Thoughts on pedigree: Recency trumps 'ancient' history

A discussion in which I arrived late over at a Yahoo group I frequent -- that is, tb_breeding_theory -- finally piqued my interest this holiday weekend.

What is our obsession -- and by "our," I mean some pedigree enthusiasts -- with far-distant relatives in a horse's lineage?

My thoughts are prompted by a discussion about Nasrullah, which broadened to include other sires, including Hermit, and their influences on the breed, particularly negative traits including the perpetuation of bleeders, "roarers" (a breathing malady) and general unsoundness.

I find "deep-pedigree" research to be intriguing. In fact, I am pleased to know that my mare, Bushes Victory, is from the female line that produced both Seabiscuit and Equipoise. (All descend from British-born reine de course Ballantrae, born 1899.) But though that knowledge is quite interesting to me, it's virtually insignificant in determining whether "Tory" will produce good runners herself, no matter to whom she is mated.

To put it more directly, in my opinion the biggest factor in producing a successful racehorse is to ask of the lines being crossed, "What have you done for racing lately?"

An unraced mare from a family of modest to poor siblings, coupled with a marginal sire, is likely to produce a marginal racehorse, at best. It matters not that the foal is a great-great-grandson of Storm Cat out of a granddaughter of Mr. Prospector, or that he carries eight lines to a prepotent sire like Princequillo.

I suppose it's the same philosophy as the well-known husbandry adage: "Breed the best to the best and hope for the best."

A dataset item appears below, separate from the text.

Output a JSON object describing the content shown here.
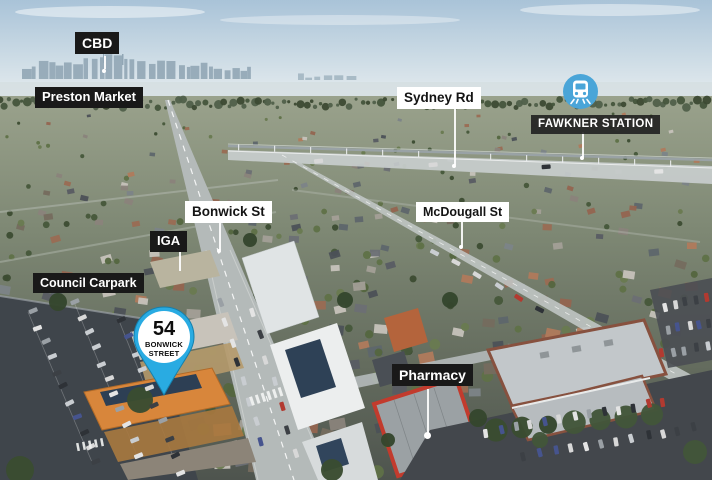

In the Yahoo-group discussion, British turf journalist and author Tony Morris took up for Hermit, who another member noted had been criticized by author Richard Ulbrich as a "provable source of vascular weakness in the modern TB."

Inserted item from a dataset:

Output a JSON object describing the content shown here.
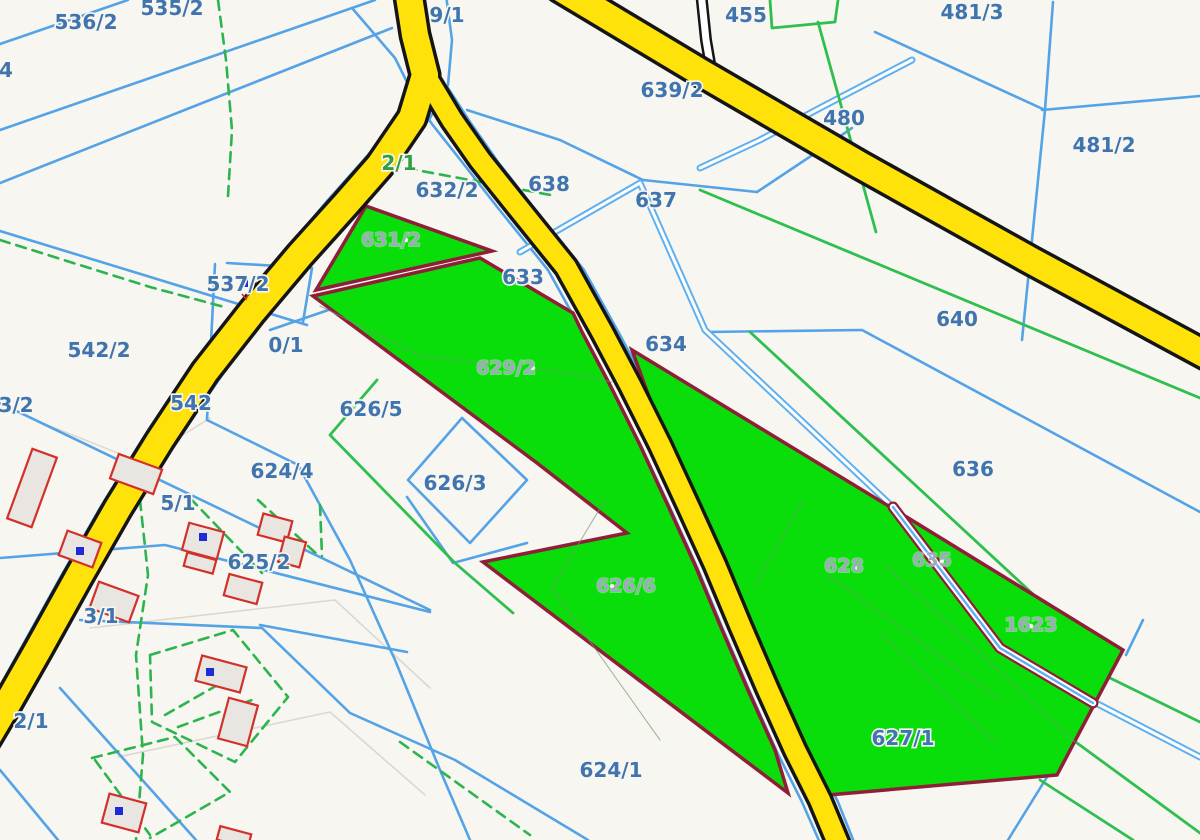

"Hermit was champion sire seven times," Morris wrote. "I don't think that would have happened if he habitually passed on his bleeding problem. I don't dispute the idea that the problem has been noted in some of his descendants, but I have to believe that Hermit is in every pedigree, generally many times over. It's not worth thinking about now."

And, almost unequivocally, I agree.

Certainly the traits of any living example are the product of his ancestors. But trying to attribute a specific flaw in today's horse to a stallion born 145 years ago is like playing pin-the-tail-on-the-donkey, in the dark, in the Louisiana Superdome.

Granted, the more lines to a certain ancestor that a modern-day descendant carries, the more likely it is that the current animal's identifiable traits, good or bad, can be attributed to the heavily represented ancestor who displayed the same. But each additional line contributes to that likelihood in tiny increments. And it would be foolish to consider oneself certain in pinning a 21st century flaw on a 19th century sire, particularly when it's so much easier and far more direct to just look at the horse's most recent ancestors.

As I wrote in my concurrence with Mr. Morris -- a supporting statement with which I suspect he's wholly unimpressed: "If the sire, dam and their sires and dams were not notorious bleeders, or roarers, or unsound, then it's likely the foal will not be, either, regardless how many lines of Hermit (or whatever other ancestor) that foal might be carrying. And if he is a bleeder, roarer or unsound, you could blame the flaw on anything or nothing with equal accuracy."

Indeed it is interesting -- and some experts are paid quite well -- to dig deep into pedigrees, touting mares as being from the female family of La Troienne, or carrying X-number of crosses to Hyperion. But the further-off that blood becomes, the less likely it is to bear any real significance on the prospective foal.

I do believe in the process of inbreeding as a means of enriching for qualities the breeder wants to see in a foal. (Be careful, for inbreeding also enriches for the negative traits that ancestor might have possessed.) But if that inbreeding doesn't take place in the first four, or five -- at most six or seven generations, and in that case heavily, perhaps with a half-dozen or more crosses -- I believe that the influence of that repeated ancestor on the current foal is more wishful thinking than reliable husbandry.

1 comment:

  1. I agree, Glenn, even though I'm like the Tinhorn who sings:
    And just a minute, boys,
    I've got the feedbox noise,
    It says his great-grandfather was Equipoise.